After our first meal with her, when Eileen was crumpling also under Madame’s ‘informed’ opinion that the femur would take three to six months to heal, we fortunately bumped into another resident – Monique – with whom I had already have several friendly encounters.  She tried her few words of English and expressed sympathy with Eileen.  She had apparently overheard the first exchange and the next day told me she had slept badly she was so angry with Madame.

Typical of Monique is that she talks to all, especially those that others do not talk to, such as the chain smoker with long straggly hair and a hacking cough, and the black woman who wanders around like a lost soul (she can never remember what room she is in or where she comes from, but turns out to otherwise be very coherent in her conversations). The friendly woman lives in le Vigan so I am sure I will come across her in the future.

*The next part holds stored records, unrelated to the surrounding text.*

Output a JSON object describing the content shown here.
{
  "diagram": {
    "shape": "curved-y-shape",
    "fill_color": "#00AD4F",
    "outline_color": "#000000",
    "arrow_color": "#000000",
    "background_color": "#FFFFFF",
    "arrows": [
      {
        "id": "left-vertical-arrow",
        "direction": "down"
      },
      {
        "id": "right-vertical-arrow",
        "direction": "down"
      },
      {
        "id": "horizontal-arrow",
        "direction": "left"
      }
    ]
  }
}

The future?  I have no idea how long I will stay here.  I have recovered remarkably well from the operation and each day feel more like myself. Yes, the stomach is uncomfortable, but not as bad as my sciatic nerve problem, which – with enforced lying on my back – prevents me from sleeping at night. It is just hard to remember that I must not bend down or try to pick anything up.

In theory I reckon I could go home soon, with daily visits from a nurse to put on my compression stockings and beastly corset, and either eating out of the freezer or getting meals delivered.

If I did not live on my own, that is certainly what would happen.  I’ll wait a few days more before discussing departure date with the doctor.

Footnote

As I pressed published, the gentleman from the dinner table yesterday evening passed my door and entered to say bonjour.  His eyes lit up when he saw my computer and said he must get his out when he feels better tomorrow.  He showed me his website, which is all about his work since abandoning his job as head of a school for children with learning difficulties or behavioural problems: from what I can see, his goal is to persuade the world to abandon money! I’ll have to return to read his works.

 

Opium

Hurrah for opium. It is getting me through these first rather difficult days.

After some confusion as to whether I was booked into Les Chataigniers or not, suddenly it was all stations go, and i transferred here yesterday. Again I was greeted by smiles of welcome by the staff who all recognised me as an old hand. And the fellow patients look as old and lost as ever.

Sadly I have a room looking on the road rather than hillside this time. But just at present I don’t really mind. This is still only three days after the op and my main preoccupation is how difficult it is to do anything without using the abdominal muscles. Despite asking for a lesson from the physio, I still find the most painful manoeuvre is getting in and out of bed. Hence the decision not to resist the thrice daily painkillers. I know from past experience not to worry. I will turn them down once through this stage.